Assignment 4#

The goal of this assignment is to work with vector data and implement a scalable vector data anlysis.

You should submit this assignment to your existing geog313-assignments GitHub repository under a new directory named assignment-4. Your notebooks should be able to run on Microsoft Planetary Computer (PC) Hub. In the instructions for your code, provide guidance on how users should use your notebook within this hub. You can implement all sections of this assignment in one Notebook.

Note: As you know, the Python environment within the PC Hub can change, so you need to note the version of all packages you are using in your notebook in the documentation so anyone can reproduce your results.

Download Building Footprint Data#

For this assignment you will be working with the Google-Microsoft Open Buildings Dataset - Combined by VIDA which is available on Source Cooperative. Check out the Read Me of the dataset to understand the datasets and familiarize yourself with its metadata.

  • Write a Python function that receives the ISO code for a country and downloads the corresponding geoparquet file or files for that country (Note: you only need to download the data stored under by_country/).

  • Use this function to download the data for Haiti.

Load Geoparquet File(s)#

The geoparquet files in this dataset maybe large depending on the country you are working with. So, ideally you would like to benefit from dask_geopandas functionality. To load the data into dask_geopandas you need to first convert the geometries from WKB to geojson. The following function can help you load the data into dask_geopandas DataFrame. (Note: this is not an optimal solution as you have to load the data into geopandas DataFrame first, and then convert to dask_geopandas. In the optional section below, you will be asked to rewrite this function).

Use this function to load building footprints for Haiti.

from shapely import wkb
import pandas as pd
import geopandas as gpd
import dask_geopandas as dgpd

def read_geoparquet(path):
    """
    This function receives the path to a geoparquet file from the 
    Google-Microsoft Building Footprints dataset and returns a 
    dask_geopandas DataFrame of the data. 
    The geometry of each building in the original file is recorded
    in WKB format and should be converted to json to be able to 
    create a geopandas DataFrame. 
    
    Args:
      path: string containing the geoparquet file path
    
    Returns:
      ddf: a dask_geopandas DataFrame  
    """
    
    # Load Parquet file into a Pandas DataFrame
    df = pd.read_parquet(path)
    
    # Convert WKB geometry
    df['geometry'] = df['geometry'].apply(wkb.loads)
    
    # Load as GeoPandas dataframe
    gdf = gpd.GeoDataFrame(df, geometry='geometry')
    
    # Set the correct CRS
    gdf.set_crs(epsg=4326, inplace=True)
    
    #Convert to dask_geopandas df 
    ddf = dgpd.from_geopandas(gdf, chunksize = 100000)
    
    return ddf

Analyze the Data#

In this section, you will analyze the data using the functionality provided by Dask:

  • Plot the histogram of the area of all buildings provided by Microsoft as the source.

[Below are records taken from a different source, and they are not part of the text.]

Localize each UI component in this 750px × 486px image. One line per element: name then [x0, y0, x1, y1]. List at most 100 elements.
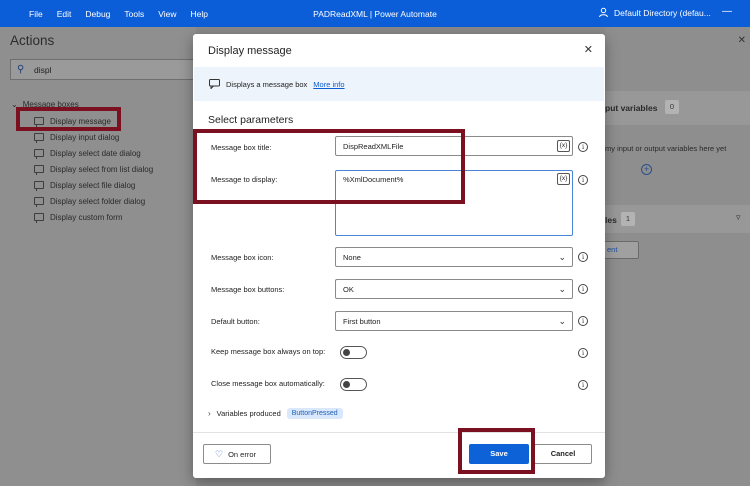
group-message-boxes[interactable]: ⌄ Message boxes	[11, 100, 79, 109]
action-label: Display select file dialog	[50, 180, 136, 190]
close-automatically-label: Close message box automatically:	[211, 379, 325, 388]
message-icon	[34, 117, 44, 127]
info-text: Displays a message box	[226, 79, 308, 89]
action-label: Display custom form	[50, 212, 123, 222]
message-icon	[34, 149, 44, 159]
display-message-dialog: Display message ✕ Displays a message box…	[193, 34, 605, 478]
menu-edit[interactable]: Edit	[50, 9, 79, 19]
chevron-down-icon: ⌄	[558, 252, 566, 262]
save-button[interactable]: Save	[469, 444, 529, 464]
info-icon[interactable]: i	[578, 316, 588, 326]
variable-chip[interactable]: ent	[605, 241, 639, 259]
chevron-right-icon: ›	[208, 409, 211, 418]
cancel-button[interactable]: Cancel	[534, 444, 592, 464]
menu-debug[interactable]: Debug	[78, 9, 117, 19]
directory-name: Default Directory (defau...	[614, 7, 711, 18]
directory-icon	[599, 7, 608, 18]
message-to-display-label: Message to display:	[211, 175, 278, 184]
more-info-link[interactable]: More info	[313, 80, 344, 89]
default-button-select[interactable]: First button ⌄	[335, 311, 573, 331]
chevron-down-icon: ⌄	[558, 316, 566, 326]
variable-icon[interactable]: {x}	[557, 140, 570, 152]
action-label: Display select date dialog	[50, 148, 141, 158]
action-label: Display select folder dialog	[50, 196, 146, 206]
dialog-title: Display message	[208, 45, 292, 57]
message-to-display-value: %XmlDocument%	[343, 175, 404, 184]
always-on-top-toggle[interactable]	[340, 346, 367, 359]
on-error-label: On error	[228, 449, 257, 459]
action-label: Display select from list dialog	[50, 164, 154, 174]
variable-icon[interactable]: {x}	[557, 173, 570, 185]
section-title: Select parameters	[208, 114, 294, 126]
actions-search-input[interactable]	[34, 64, 184, 75]
action-display-select-date-dialog[interactable]: Display select date dialog	[34, 146, 141, 160]
default-button-label: Default button:	[211, 317, 260, 326]
message-to-display-input[interactable]: %XmlDocument% {x}	[335, 170, 573, 236]
message-icon	[34, 197, 44, 207]
info-icon[interactable]: i	[578, 252, 588, 262]
info-icon[interactable]: i	[578, 284, 588, 294]
chevron-down-icon: ⌄	[558, 284, 566, 294]
action-label: Display input dialog	[50, 132, 120, 142]
add-icon[interactable]: +	[641, 164, 652, 175]
flow-variables-header[interactable]: les 1 ▿	[605, 205, 750, 233]
minimize-icon[interactable]: —	[722, 6, 732, 17]
message-box-icon-value: None	[343, 252, 361, 262]
menu-file[interactable]: File	[22, 9, 50, 19]
shield-icon: ♡	[215, 448, 224, 459]
variables-produced-label: Variables produced	[216, 409, 281, 418]
action-display-custom-form[interactable]: Display custom form	[34, 210, 122, 224]
action-display-select-file-dialog[interactable]: Display select file dialog	[34, 178, 135, 192]
variables-produced[interactable]: › Variables produced ButtonPressed	[208, 408, 343, 419]
action-label: Display message	[50, 116, 111, 126]
output-variables-label: put variables	[605, 103, 658, 113]
message-box-title-input[interactable]: DispReadXMLFile {x}	[335, 136, 573, 156]
group-label: Message boxes	[22, 100, 79, 109]
message-box-icon-select[interactable]: None ⌄	[335, 247, 573, 267]
filter-icon[interactable]: ▿	[736, 212, 741, 223]
action-display-select-from-list-dialog[interactable]: Display select from list dialog	[34, 162, 153, 176]
message-icon	[34, 165, 44, 175]
always-on-top-label: Keep message box always on top:	[211, 347, 326, 356]
message-box-title-value: DispReadXMLFile	[343, 141, 404, 151]
action-display-input-dialog[interactable]: Display input dialog	[34, 130, 119, 144]
message-box-buttons-select[interactable]: OK ⌄	[335, 279, 573, 299]
output-variables-header[interactable]: put variables 0	[605, 91, 750, 125]
output-hint-text: my input or output variables here yet	[605, 144, 727, 153]
message-icon	[34, 213, 44, 223]
message-box-buttons-value: OK	[343, 284, 354, 294]
action-display-select-folder-dialog[interactable]: Display select folder dialog	[34, 194, 145, 208]
info-icon[interactable]: i	[578, 380, 588, 390]
actions-panel: Actions ⚲ ⌄ Message boxes Display messag…	[0, 27, 196, 486]
info-icon[interactable]: i	[578, 142, 588, 152]
message-icon	[34, 133, 44, 143]
default-button-value: First button	[343, 316, 381, 326]
search-icon: ⚲	[17, 64, 25, 75]
flow-count-badge: 1	[621, 212, 635, 226]
actions-search[interactable]: ⚲	[10, 59, 196, 80]
actions-title: Actions	[10, 33, 55, 48]
info-icon[interactable]: i	[578, 175, 588, 185]
menu-bar: File Edit Debug Tools View Help	[22, 9, 215, 19]
message-box-title-label: Message box title:	[211, 143, 272, 152]
action-display-message[interactable]: Display message	[34, 114, 111, 128]
menu-view[interactable]: View	[151, 9, 183, 19]
close-icon[interactable]: ✕	[584, 43, 593, 56]
chevron-down-icon: ⌄	[11, 100, 18, 109]
info-icon[interactable]: i	[578, 348, 588, 358]
menu-help[interactable]: Help	[184, 9, 215, 19]
directory-selector[interactable]: Default Directory (defau...	[598, 7, 711, 18]
message-box-icon-label: Message box icon:	[211, 253, 274, 262]
title-bar: File Edit Debug Tools View Help PADReadX…	[0, 0, 750, 27]
message-icon	[34, 181, 44, 191]
on-error-button[interactable]: ♡ On error	[203, 444, 271, 464]
close-automatically-toggle[interactable]	[340, 378, 367, 391]
info-bar: Displays a message box More info	[194, 67, 604, 101]
flow-variables-label: les	[605, 215, 617, 225]
variable-pill[interactable]: ButtonPressed	[286, 408, 343, 419]
footer-divider	[193, 432, 605, 433]
close-icon[interactable]: ✕	[738, 35, 746, 46]
message-box-buttons-label: Message box buttons:	[211, 285, 285, 294]
menu-tools[interactable]: Tools	[117, 9, 151, 19]
message-icon	[209, 79, 220, 89]
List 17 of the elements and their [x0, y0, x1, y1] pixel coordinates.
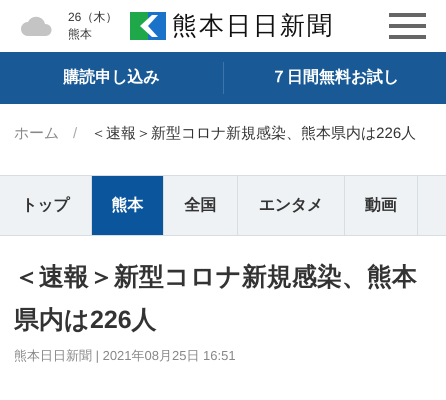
promo-link[interactable]: 購読申し込み: [0, 66, 222, 90]
menu-icon[interactable]: [389, 13, 426, 39]
logo-icon: [130, 12, 166, 40]
cloud-icon: [20, 16, 54, 36]
category-tab[interactable]: 動画: [345, 176, 418, 235]
breadcrumb-current: ＜速報＞新型コロナ新規感染、熊本県内は226人: [91, 125, 416, 142]
weather-date: 26（木）: [68, 9, 118, 26]
weather-place: 熊本: [68, 26, 93, 43]
category-tab[interactable]: 熊本: [92, 176, 164, 235]
article-meta: 熊本日日新聞 | 2021年08月25日 16:51: [14, 347, 237, 365]
promo-link[interactable]: ７日間無料お試し: [224, 66, 446, 90]
logo-text: 熊本日日新聞: [172, 10, 334, 42]
article-title: ＜速報＞新型コロナ新規感染、熊本県内は226人: [14, 262, 418, 336]
breadcrumb-home[interactable]: ホーム: [14, 125, 59, 142]
category-tab[interactable]: エンタメ: [238, 176, 345, 235]
category-tab[interactable]: 全国: [164, 176, 238, 235]
breadcrumb-separator: /: [73, 125, 78, 142]
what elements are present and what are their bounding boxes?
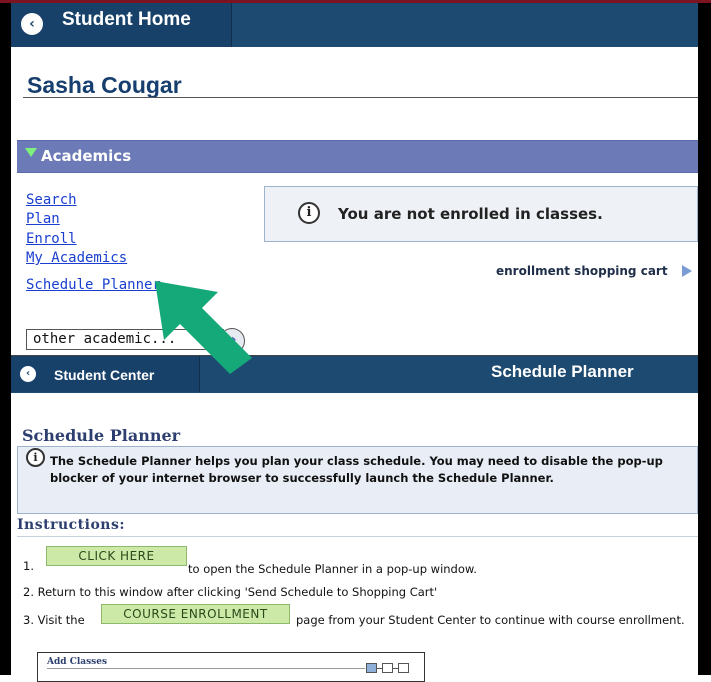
instructions-heading: Instructions:: [17, 517, 126, 533]
step-3-text: page from your Student Center to continu…: [296, 613, 685, 627]
back-chevron-icon-small[interactable]: ‹: [20, 366, 36, 382]
student-home-title[interactable]: Student Home: [62, 9, 191, 31]
step-3-prefix: 3. Visit the: [23, 613, 85, 627]
step-1-text: to open the Schedule Planner in a pop-up…: [188, 562, 477, 576]
academics-title: Academics: [41, 147, 132, 165]
collapse-triangle-icon[interactable]: [25, 148, 37, 157]
student-name: Sasha Cougar: [27, 72, 182, 98]
academics-link-plan[interactable]: Plan: [26, 211, 60, 227]
student-center-title[interactable]: Student Center: [54, 367, 154, 383]
add-classes-label: Add Classes: [47, 657, 108, 667]
progress-step-3: [398, 663, 409, 673]
progress-step-2: [382, 663, 393, 673]
schedule-planner-link[interactable]: Schedule Planner: [26, 277, 161, 293]
back-chevron-icon[interactable]: ‹: [21, 13, 43, 35]
add-classes-progress: [366, 663, 409, 674]
schedule-planner-info-text: The Schedule Planner helps you plan your…: [50, 454, 663, 485]
name-divider: [23, 97, 698, 98]
instructions-divider: [17, 536, 698, 537]
frame-right: [698, 0, 711, 675]
step-1-number: 1.: [23, 559, 34, 573]
frame-left: [0, 0, 11, 675]
academics-link-my-academics[interactable]: My Academics: [26, 250, 127, 266]
enrollment-shopping-cart-link[interactable]: enrollment shopping cart: [496, 264, 668, 278]
info-icon: i: [298, 202, 320, 224]
add-classes-divider: [47, 668, 365, 669]
frame-top: [0, 0, 711, 3]
course-enrollment-button[interactable]: COURSE ENROLLMENT: [101, 604, 290, 624]
not-enrolled-text: You are not enrolled in classes.: [338, 205, 603, 223]
schedule-planner-heading: Schedule Planner: [22, 426, 181, 445]
progress-step-1: [366, 663, 377, 673]
academics-link-enroll[interactable]: Enroll: [26, 231, 77, 247]
step-2-text: 2. Return to this window after clicking …: [23, 585, 438, 599]
academics-link-search[interactable]: Search: [26, 192, 77, 208]
arrow-right-icon[interactable]: [682, 265, 692, 277]
click-here-button[interactable]: CLICK HERE: [46, 546, 187, 566]
pointer-arrow-icon: [155, 281, 252, 374]
info-icon-planner: i: [26, 448, 45, 467]
schedule-planner-header-title: Schedule Planner: [491, 362, 634, 381]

    • Note: this might have a very skewed distribution. Try passing arguments to your histogram function to create a move even histogram plot, and explain your approach.

  • Count the number of building footprints that intersects with each other

  • From the intersecting building footprints, calculate how many:

    • Google building footprints intersect another Google building footprint

    • Microsoft building footprints intersect another Microsoft building footprint

    • Google building footprints intersect a Microsoft building footprint

[Optional] Rewrite the read_geoparquet Function#

The function read_geoparquet provided above is not optimal as it loads all the data once into memory. Rewrite this function so that it does not load the data before it is needed for computation, and it can output the same dask_geopandas DataFrame.

Use this function, to load the data from The Philippines, and run the analyses from the previous section.